Jinming Cao1, Bin Zhao2 *
1School of Information and Mathematics, Yangtze University, Jingzhou, Hubei, China 2School of Science, Hubei University of Technology, Wuhan, Hubei, China
*Corresponding author: Dr. Bin Zhao, School of Science, Hubei University of Technology, Wuhan, Hubei, China Tel./Fax: +86 130 2851 7572
Abstract
Background
Since the first appearance of novel coronavirus (COVID-19) in Wuhan in December 2019, it has quickly swept the world and become a major security accident facing humanity nowadays. While threatening people’s lives, the economies of various countries have also been severely damaged because of the epidemic. Because of the epidemic, it leading to the closure of a large number of companies, employment is becoming more difficult and people’s lives have been greatly affected. So, to the Hubei Province, where the COVID-19 first broke out, and the United States, the most severely affected area, we establish time series models to analyze the spread of the new coronavirus and short-term forecasts. This will help countries better understand the development trend of the epidemic, and make better preparations, timely intervention and treatment to prevent the further spread of thevirus.
Methods
The data that collected from Hubei Province from 20 January, 2020 to 28 April, 2020 includes the cumulative confirmed diagnoses, death and cure [1]. We use Excel to organize the data first, and then use SPSS to establish time series models and statistical analysis. Because there is no problem of missing data, so we define the day as the time variable, make time series graphs and observe the overall change rule. We remove the outliers, then use the SPSS expert modeler to automatically find the best fitting model for each dependent sequence, and predict by designating the independent variable and setting the width of the confidence interval to 95%. ACF and PACF graphs of residuals and Q test are used to determine whether the residual is a white noise sequence and whether the model is an appropriate model. The Holt model is used for the cumulative confirmed diagnoses [2] in Hubei Province, and the ARIMA (1,2,0) model is used for cumulative cures and deaths [3] in Hubei Province. Because the outbreak in the United States is later than China, we collect data from 29 February, 2020 to 28 April, 2020 [4], which also includes the cumulative confirmed diagnoses, deaths and cures. The ARIMA (2,2,6) model is used for cumulative diagnoses in U.S., the ARIMA (0,2,0) model is used for cumulative deaths in U.S., and the ARIMA (0,2,1) model is used for cumulative cures in U.S.
Findings
From our modeling of the data, the time series diagrams of the real the fitted data almost overlap, so the fitting effect of the Holt model and the ARIMA model we use is very suitable. We compare the predicted values with the real values of the same period and found that the epidemic situation in Hubei Province has basically ended after May, but the epidemic situation in the United States has become more severe after May, so the Holt model and the ARIMA model are also very appropriate in predicting the epidemic situation in short-term.
Interpretation
Because the Chinese government has always put the safety of people’s lives in the first place, when the epidemic broke out, it decisively closed the city of Hubei Province.

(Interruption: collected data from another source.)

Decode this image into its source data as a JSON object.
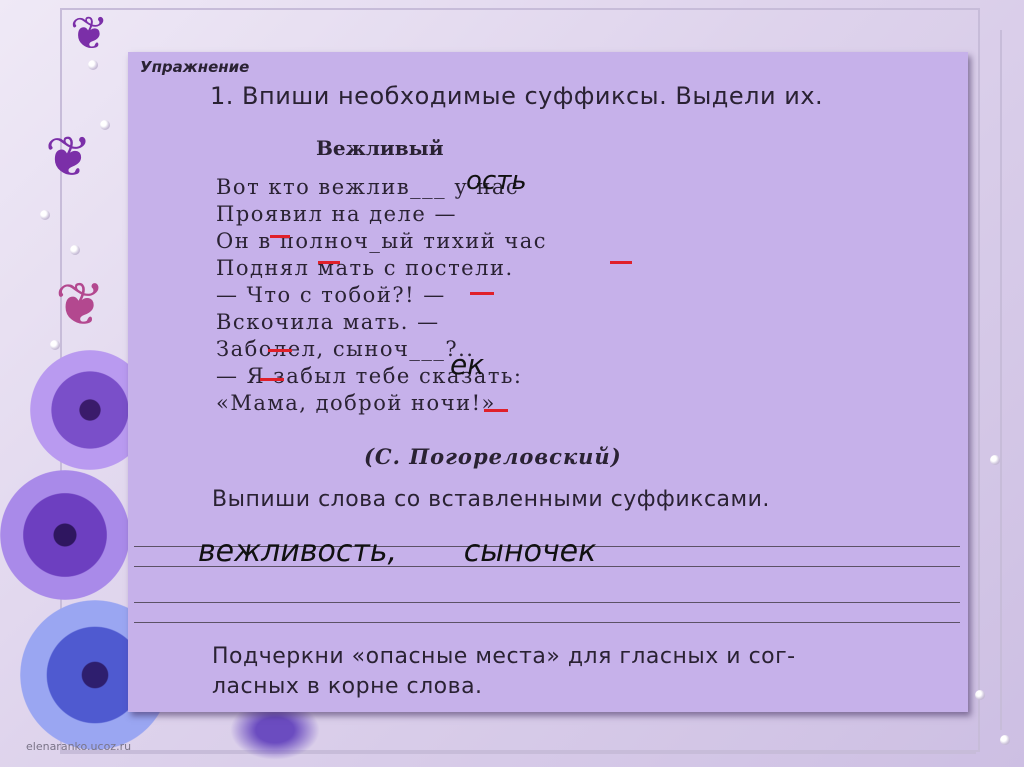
{
  "worksheet": {
    "exercise_label": "Упражнение",
    "task_number": "1.",
    "task_text": "Впиши необходимые суффиксы. Выдели их.",
    "poem_title": "Вежливый",
    "poem_lines": [
      "Вот кто вежлив___ у нас",
      "Проявил на деле —",
      "Он в полноч_ый тихий час",
      "Поднял мать с постели.",
      "— Что с тобой?! —",
      "Вскочила мать. —",
      "Заболел, сыноч___?..",
      "— Я забыл тебе сказать:",
      "«Мама, доброй ночи!»"
    ],
    "author": "(С. Погореловский)",
    "task2_text": "Выпиши слова со вставленными суффиксами.",
    "task3_line1": "Подчеркни «опасные места» для гласных и сог-",
    "task3_line2": "ласных в корне слова."
  },
  "handwriting": {
    "suffix_1": "ость",
    "suffix_2": "ек",
    "written_words": "вежливость,       сыночек"
  },
  "watermark": "elenaranko.ucoz.ru",
  "colors": {
    "panel": "#c6b1ea",
    "underline_marks": "#e0202a",
    "text": "#2a2233"
  }
}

One side is in trouble, all sides support, they concentrate all resources of whole country to save Hubei Province at the expense of the economy only in order to save more people. Now we can clearly see that the epidemic has been controlled in China and the whole country is developing in a good direction. In contrast, the epidemic in the United States, because of the government's lack of control, unwillingness to sacrifice the economy, premature return to work, and failure to call on people to wear masks, will lead to the epidemic in the United States has been going in a bad direction.
Keywords: COVID-19; Time series analysis; Holt model; ARIMA model
1. Introduction
As a serious respiratory infectious disease, the COVID-19 [5] has been spreading around the world since January, 2020, which seriously threatens people’s lives and normal lives. It has spread in China since December 2019 and has been basically controlled in May. However, during this period, the COVID-19 had a great impact on people’s lives and national economic development. COVID-19 is a large family of viruses known to cause colds and more serious diseases such as Middle East Respiratory Syndrome (MERS) and Severe Acute Respiratory Syndrome (SARS). The COVID-19 is a new strain of coronavirus that has never been found in humans before.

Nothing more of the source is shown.